Next, the operation of the operation mode setting unit 61 that is a characteristic part of the present invention will be described in detail.
When the operation mode setting unit 61 receives a service request from a user, the operation mode setting unit 61 operates in response to the request (for example, answering mode, voice call mode, quiet mode, rest mode, image shooting mode, information provision mode, etc. ) As the current mode. As a result, the operation application corresponding to the operation mode set as the current mode is executed by the operation mode execution unit 62, whereby services corresponding to various operation modes can be provided to the user.

  When a series of information related to the reservation start (hereinafter referred to as “reservation operation mode information”) is received from the service schedule information management unit 70, the reserved operation mode is set to the current mode. As a result, similarly to the above, it is possible to provide the user with a service corresponding to the reserved operation mode.

On the other hand, as described above, the service is provided for the reservation operation mode received from the service schedule information management unit 70 during the period when the service is not provided for the service request from the user that occurs at an unexpected timing. In the absence period, the operation mode setting unit 61 sets the charge priority mode as the current mode. In other words, the operation mode setting unit 61 sets the charging priority mode as the current mode in the period when the service priority mode shown in FIG. 4 is not executed.
At this time, the operation mode setting unit 61 sets the corresponding charging priority mode as the current mode based on the charging schedule information managed by the charging schedule information management unit 71. For example, taking the schedule information of the charge priority mode shown in FIG. 5 as an example, the first active mode is set in the time zone from 8:00 to 12:00, the inactive mode is set from 12:00 to 16:00, 16 The second active mode is set as the current mode from 20:00 until 20:00, and the inactive mode is set as the current mode from 20:00 to 8:00 the next morning.

As a result, for example, the first active mode is adopted as the charge priority mode from 8:00 to 12:00, so that the robot moves from the charging station to the designated position and the remaining capacity of the battery 58 is charged. It stays in the vicinity of the specified position as long as it does not fall below the threshold. Also, in this situation, the robot voluntarily moves the arm or head, or spontaneously utters a voice to create an environment that attracts the user's interest and easily accepts service requests.
In such a state, when a service request is received from the user, for example, if “let me” requesting service provision in the “specified information provision mode” is accepted as a voice, the current mode is changed to the current mode. By switching to the “designated information provision mode” which is an operation mode corresponding to voice, the service according to the user's request is promptly provided. In addition, when the setting mode is switched to the operation mode belonging to the “service priority mode” in this way, the service is provided until the remaining capacity of the battery 58 becomes equal to or less than the service stop threshold. .

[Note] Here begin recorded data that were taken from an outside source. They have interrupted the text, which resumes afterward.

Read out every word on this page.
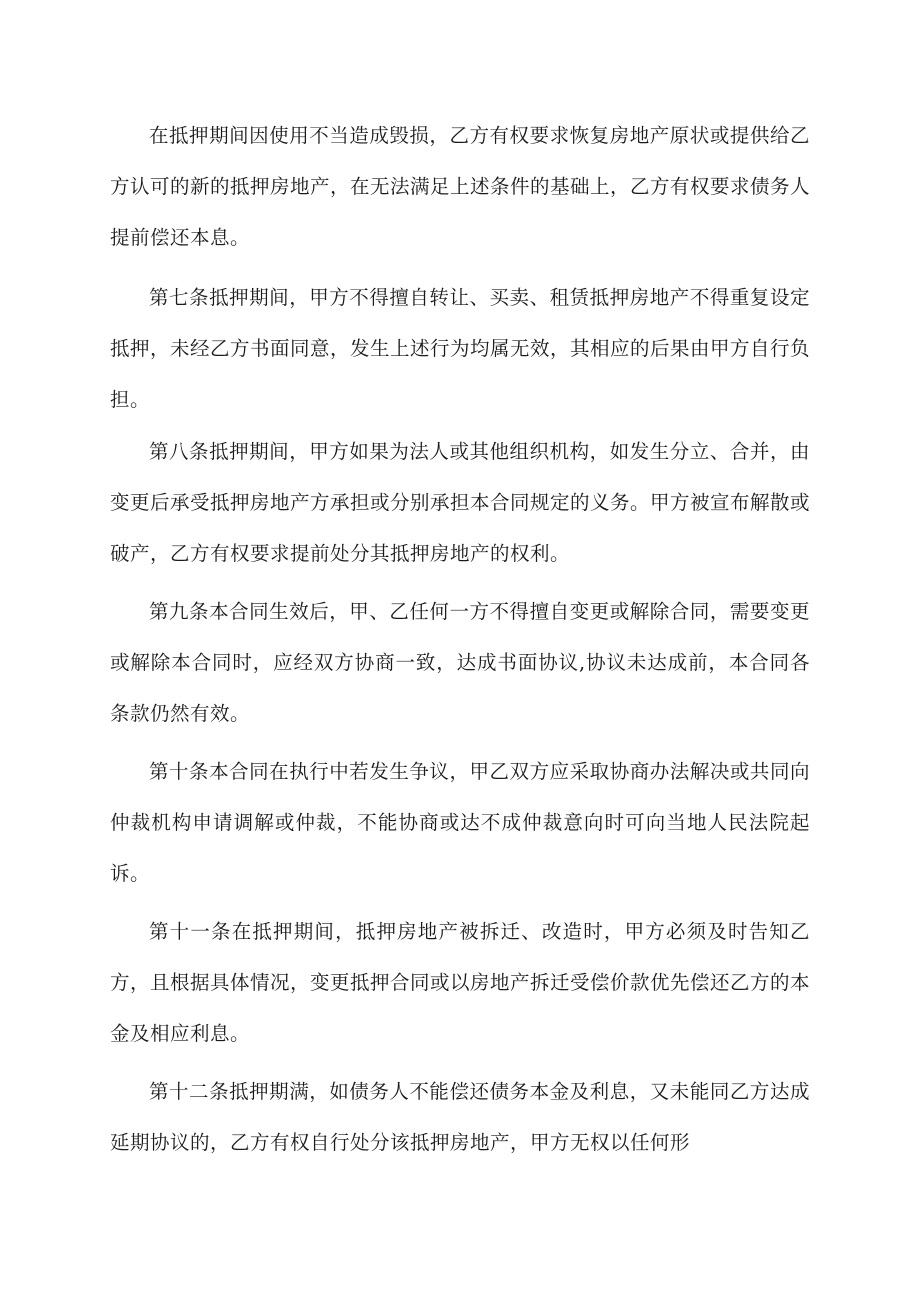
在抵押期间因使用不当造成毁损，乙方有权要求恢复房地产原状或提供给乙方认可的新的抵押房地产，在无法满足上述条件的基础上，乙方有权要求债务人提前偿还本息。

第七条抵押期间，甲方不得擅自转让、买卖、租赁抵押房地产不得重复设定抵押，未经乙方书面同意，发生上述行为均属无效，其相应的后果由甲方自行负担。

第八条抵押期间，甲方如果为法人或其他组织机构，如发生分立、合并，由变更后承受抵押房地产方承担或分别承担本合同规定的义务。甲方被宣布解散或破产，乙方有权要求提前处分其抵押房地产的权利。

第九条本合同生效后，甲、乙任何一方不得擅自变更或解除合同，需要变更或解除本合同时，应经双方协商一致，达成书面协议,协议未达成前，本合同各条款仍然有效。

第十条本合同在执行中若发生争议，甲乙双方应采取协商办法解决或共同向仲裁机构申请调解或仲裁，不能协商或达不成仲裁意向时可向当地人民法院起诉。

第十一条在抵押期间，抵押房地产被拆迁、改造时，甲方必须及时告知乙方，且根据具体情况，变更抵押合同或以房地产拆迁受偿价款优先偿还乙方的本金及相应利息。

第十二条抵押期满，如债务人不能偿还债务本金及利息，又未能同乙方达成延期协议的，乙方有权自行处分该抵押房地产，甲方无权以任何形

  In addition, since the inactive mode is adopted as the charge priority mode between 12:00 and 16:00, the robot stays at the charging station and performs charging. Even in such a case, when the service request is received from the user or when the reservation operation mode information is received from the service schedule information management unit 70, the current mode corresponds to the received information. By switching to the operation mode, a service desired by the user is provided.

In addition, the second active mode is adopted as the charge priority mode between 16:00 and 20:00. In the second active mode, the robot outputs a drive signal based on the map information stored in the motion application storage unit 72 to the drive control unit 56, thereby patroling a plurality of locations registered in advance. It becomes. This provides an environment where the user can be searched for and the user's request can be easily accepted.
In this case, when a service request is received from the user, the operation mode setting unit 61 switches the current mode from the “second active mode” to the operation mode according to the user request, as described above. As a result, a service according to the user's request is provided.

  In addition, the inactive mode is adopted as the charge priority mode from the time 20:00 to the next 8 o'clock. In this inactive mode, the robot moves to the charging station and performs charging. Thereby, it becomes possible to maintain a battery in the state near full charge. Even in such a state, when the service request is received from the user or when the reservation start information is received from the service schedule information management unit 70, the operation mode setting unit 61, as described above, By switching the mode from the “second active mode” to the operation mode according to the user's request or reservation, a service according to the user's request is provided.

  As described above, according to the robot according to the present embodiment, when receiving a service request from a user or starting to provide a service based on schedule information registered in advance, the battery 58 Since the service priority mode for providing the service is switched until the remaining capacity of the service becomes equal to or less than the service stop threshold, the service can be provided more reliably. Furthermore, when the provision of the service based on the user's request or the provision of the service based on the service schedule information is completed, when the remaining capacity of the battery 58 becomes equal to or lower than the charging priority threshold, the charging priority mode for charging is switched. , Charging can be performed with priority. This makes it possible to charge the battery in advance in preparation for a user request that occurs at an unexpected timing. As a result, the service can be provided in a state where the value of the remaining capacity of the battery is high, so that it is possible to more reliably respond to the user's request.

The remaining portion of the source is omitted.